Nearly 100 previously unknown volcanoes, some of which are more than 12,000 feet tall, have been discovered hidden more than a mile beneath the extensive ice sheets of western Antarctica, according to researchers from the University of Edinburgh’s School of Geosciences.
Using data from a digital elevation model known as Bedmap 2 DEM and radar imaging to create a surface elevation model, the scientists located 91 undiscovered volcanoes, The Verge explained on Sunday. It is not known how many, or if any, of the new volcanoes are currently active.
If any of them are active, study author Robert Bingham cautioned, there could potentially be dire consequences. “If one of these volcanoes were to erupt,” he explained to The Guardian, “it could further destabilize west Antarctica’s ice sheets. Anything that causes the melting of ice – which an eruption certainly would – is likely to speed up the flow of ice into the sea.”
“The big question is: how active are these volcanoes? That is something we need to determine as quickly as possible,” Bingham added. He and his colleagues have published their findings as part of the Geological Society’s special publications series, the UK newspaper reported on Saturday.

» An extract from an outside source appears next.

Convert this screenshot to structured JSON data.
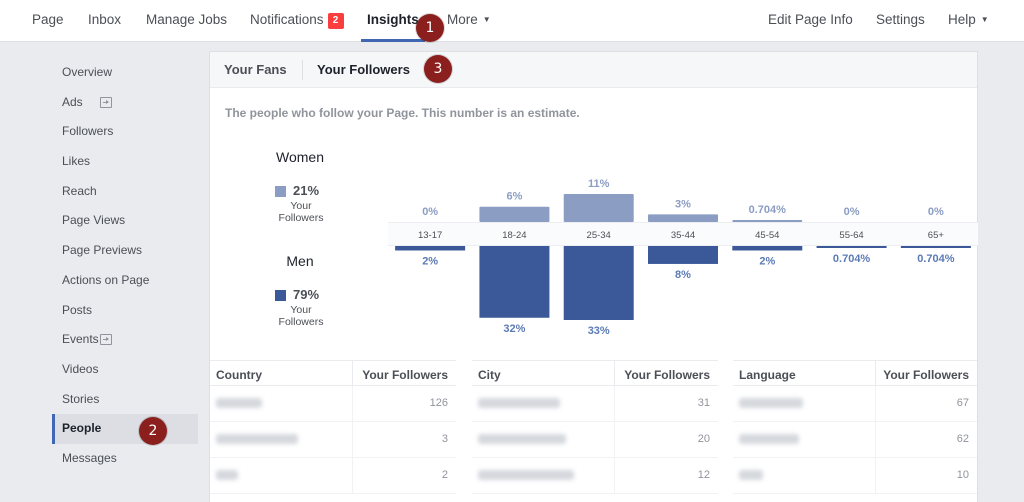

Active volcanoes could further destabilize of the ice sheet
Using their surface elevation model, Bingham’s team searched for mounds that were at least 328 feet (100 meters) tall and met a specific length-to-width ratio benchmark, which they categorized as a probable volcanic core, The Verge said. Next, they further evaluated the candidates to gauge how confident they were that each structure was actually a volcano, the website added.
Ultimately, they came up with a list of 178 cone-shaped structures, 138 of which were believed to be volcanic in nature. Those volcanoes range in size from 328 feet (100 meters) to more than 12,600 feet (3,850 meters) tall, with cones ranging from two to 40 miles in diameter. Ninety-one of those cones had not been previously identified, the researchers noted, and are part of what has been dubbed the West Antarctic Rift System.
“We were amazed,” Bingham told The Guardian. “We had not expected to find anything like that number. We have almost triped the number of volcanoes known to exist in west Antarctica. We also suspect there are even more on the bed of the sea that lies under the Ross ice shelf, so that I think it is very likely this region will turn out to be the densest region of volcanoes in the world.”
In fact, the authors reported that the density of the volcanoes is nearly one per 4,800 square miles of land – making it comparable to the East African Rift, which has one volcano per 4,500 square miles, according to The Verge. More to the point, the discovery could be bad news, the scientists warn. If even one of these volcanoes erupt, it could further destabilize the ice sheet, causing even more meltwater to flow into the nearby ocean and triggering a rise in sea level.
“It is something we will have to watch closely,” Bingham told The Guardian.